Book by Franklin W. Dixon

The Shore Road Mystery is the sixth volume in the original The Hardy Boys Mystery Stories published by Grosset & Dunlap. The plot centers on attempts by the Hardy Boys to catch a ring of car thieves stealing cars from the Shore Road.

This book was written for the Stratemeyer Syndicate by Leslie McFarlane in 1928. Between 1959 and 1973 the first 38 volumes of this series were systematically revised as part of a project directed by Harriet Adams, Edward Stratemeyer's daughter. The original version of this book was rewritten in 1964 by David Grambs resulting in two different stories with the same title. The original version entered the public domain in the United States in 2024.

==Plot==

===Revised edition===
The Hardy boys, Frank and Joe, were taking a casual drive down Shore Road when they heard a report about a stolen car. Frank and Joe raced toward the scene and actually saw the stolen car. Suddenly, a big red produce truck came right into the middle of the road. The boys had no choice but to slam on their brakes. They ended up crashing into a fence and were dazed but uninjured. The driver came out of the truck and apologized. Frank remarks that "Something seems fishy about that guy.". They both return home that night trying not to let their mother see their cuts and bruises.

The next morning a friend of the Hardys, Jack Dodd, calls and tells the Hardys to come quickly. The police were looking for a suspect who had stolen a car. The police thought they found their man. They found Jack Dodd's fishing rod in the trunk of one of the stolen cars. Jack insisted that he had not put it there and that he was being framed. The cops handcuffed Jack and his father and took them down to headquarters. Later that night Chief Collig came to the Hardys' home telling them that the Dodds had taken off in their station wagon. A relative of the Dodds is trying to find a solution to an old mystery an ancestor had in the Bayport area.

===Original edition===
While riding their motorcycles along the Shore Road the Hardy boys, along with their pal Chet Morton, meet a local fisherman who has just had his car stolen. The three boys give chase, but are delayed due to an accident with a horse-drawn hay wagon. Farther down the road they find their chum, Jack Dodd, and his father being questioned by the police because a stolen car was found in their yard with Jack's fishing rod in the back seat. The Hardy boys resolve to solve the case and clear their friend's name.

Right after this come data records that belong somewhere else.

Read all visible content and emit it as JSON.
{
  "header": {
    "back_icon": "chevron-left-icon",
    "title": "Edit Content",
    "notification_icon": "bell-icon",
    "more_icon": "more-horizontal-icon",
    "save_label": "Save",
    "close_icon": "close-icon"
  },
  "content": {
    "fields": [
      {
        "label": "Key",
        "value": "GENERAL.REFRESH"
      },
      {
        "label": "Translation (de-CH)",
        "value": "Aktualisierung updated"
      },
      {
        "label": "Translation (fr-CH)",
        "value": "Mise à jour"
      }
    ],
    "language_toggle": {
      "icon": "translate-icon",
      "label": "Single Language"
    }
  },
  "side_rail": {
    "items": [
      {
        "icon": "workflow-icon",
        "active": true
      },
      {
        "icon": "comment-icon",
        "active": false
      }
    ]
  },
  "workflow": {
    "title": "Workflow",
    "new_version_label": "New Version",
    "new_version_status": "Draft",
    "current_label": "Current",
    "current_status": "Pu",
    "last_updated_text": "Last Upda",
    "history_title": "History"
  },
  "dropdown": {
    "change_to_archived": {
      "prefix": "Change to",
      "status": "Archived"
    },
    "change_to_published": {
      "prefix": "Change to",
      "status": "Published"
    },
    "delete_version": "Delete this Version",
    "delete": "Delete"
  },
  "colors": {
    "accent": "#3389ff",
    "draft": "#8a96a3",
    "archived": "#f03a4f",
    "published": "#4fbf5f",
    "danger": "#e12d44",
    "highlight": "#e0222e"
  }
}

While investigating the case the Hardy boys identify suspects including a band of tramps camping on the beach, a man named Gus Montrose who used to work for Mr. Dodd, and a group of fishermen sneaking around the woods at night.

The Hardy boys, with their father Fenton Hardy, the Bayport Police force, State Troopers and a number of other curious people all attempt to investigate/find the car thefts; however, everyone involved is stumped because the cars seem to disappear without a trace and are not spotted leaving either end of the Shore Road area. Because of this the Hardy boys believe that the cars are still in the area, but well hidden, so they devise a plan to trap the car thieves. After purchasing a nice looking roadster the Hardy boys park the car along the Shore Road and hide in the large locker (trunk). During the first night the thieves steal other vehicles but on the next night it is stolen, with the boys in the locker, and driven to the thieves’ secret hideout where the boys are discovered. After some excitement (involving guns), the Hardy boys manage to escape and alert the police who surround the area and arrest all of the thieves (including Gus Montrose), recover the stolen vehicles, and exonerate the Dodds.